Однако в последней палате, где вместе с выздоравливающими лежал стрелок Акинфьев, контуженный осколком гранаты в висок, жизнерадостный доктор сразу изменился.

— Ну что, как больной? — тревожно спросил он у сопровождавшей его сестры милосердия.

— Температура тридцать девять, пульс — сто, бредит.

— А сознание как?

— Кажется, возвращается. Час тому назад он просыпался, узнал меня и просил позвать батюшку.

— Слава Богу, значит, мозговая оболочка не повреждена, а я так боялся! Переживет нынешний кризис — значит, будет жить. А батюшку действительно следует позвать, после кризиса он больше поможет, чем мы с вами. Все зависит теперь от душевного покоя! — и врач прошел в следующую палату.

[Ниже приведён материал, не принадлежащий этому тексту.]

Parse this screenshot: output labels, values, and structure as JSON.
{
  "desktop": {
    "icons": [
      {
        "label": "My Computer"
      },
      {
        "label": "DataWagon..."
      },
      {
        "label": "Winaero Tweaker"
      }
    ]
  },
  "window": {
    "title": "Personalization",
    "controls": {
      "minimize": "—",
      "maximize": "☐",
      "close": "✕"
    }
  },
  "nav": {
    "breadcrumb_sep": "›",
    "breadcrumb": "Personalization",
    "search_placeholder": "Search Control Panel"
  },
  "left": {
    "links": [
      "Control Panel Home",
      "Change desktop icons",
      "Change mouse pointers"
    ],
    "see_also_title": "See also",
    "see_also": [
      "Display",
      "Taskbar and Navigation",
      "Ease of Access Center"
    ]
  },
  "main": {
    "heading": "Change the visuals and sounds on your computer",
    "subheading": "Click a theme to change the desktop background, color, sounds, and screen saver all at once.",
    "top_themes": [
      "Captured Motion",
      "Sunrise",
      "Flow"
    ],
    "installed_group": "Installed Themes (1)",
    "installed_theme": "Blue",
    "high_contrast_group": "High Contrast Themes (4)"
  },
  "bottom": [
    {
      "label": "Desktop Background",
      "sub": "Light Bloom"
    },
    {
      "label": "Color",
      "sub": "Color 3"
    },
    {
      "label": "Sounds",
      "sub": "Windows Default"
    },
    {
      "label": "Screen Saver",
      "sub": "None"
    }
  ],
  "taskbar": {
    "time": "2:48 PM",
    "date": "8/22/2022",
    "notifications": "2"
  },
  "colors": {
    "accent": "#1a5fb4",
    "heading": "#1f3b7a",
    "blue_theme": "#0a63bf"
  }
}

Через полтора часа вечерний обход больных был закончен, и военный госпиталь, временно помещенный в казармах пехотного полка, снова потонул в непроглядной мгле осенней ночи. Дул холодный северный ветер, он разогнал тяжелые свинцовые тучи. В слабо освещенных ночниками палатах царила мертвая тишина. Запах хлорки и лекарств успокаивающе действовал больных. С большим трудом боролась со сном молодая госпитальная сестра милосердия, дежурившая у изголовья Акинфьева. Горячее желание спасти угасающую жизнь заставляло юную сестру милосердия жертвовать своими последними силами. С напряженным вниманием она следила за температурой и пульсом больного, прислушивалась к его неровному дыханию. Однако усталость и расслабляющая больничная атмосфера усыпляющее действовали на молодую девушку, и время от времени она впадала в легкое забытье. Пробуждаясь от малейшего шороха, она нервно вздрагивала, терла глаза и старалась не проронить ни одного вздоха больного, вслушиваясь в мелодичное стрекотание сидевшего где-то в углу сверчка, не спускала глаз с шаловливой крохотной мышки, собиравшей упавшие за обедом хлебные крошки у ее ног. Но скоро девушка опять погрузилась в тонкий сон… Ей показалось, что она сидит уже не в госпитале, а на широкой зеленой лужайке. Перед ней шел бой. Наши солдаты во главе с Акинфьевым насмерть стояли против целых полчищ китайцев с длинными косами. Завязалась горячая перестрелка, сыпался град пуль. Дружное «ура» Акинфьева, бежавшего впереди всех, вдруг сменилось тяжелым стоном, он упал и умоляюще протянул к ней руки. Она хотела подняться со своего кресла и… проснулась. Девушка увидела умоляющий взгляд Акинфьева.

— Сестрица, голубушка, испить бы мне… Жжет уж очень, — явственно донесся до нее слабый голос.

— Ты не спишь? Давно проснулся? — лицо юной сестры милосердия вспыхнуло ярким румянцем, она, видимо, стыдилась, что уснула.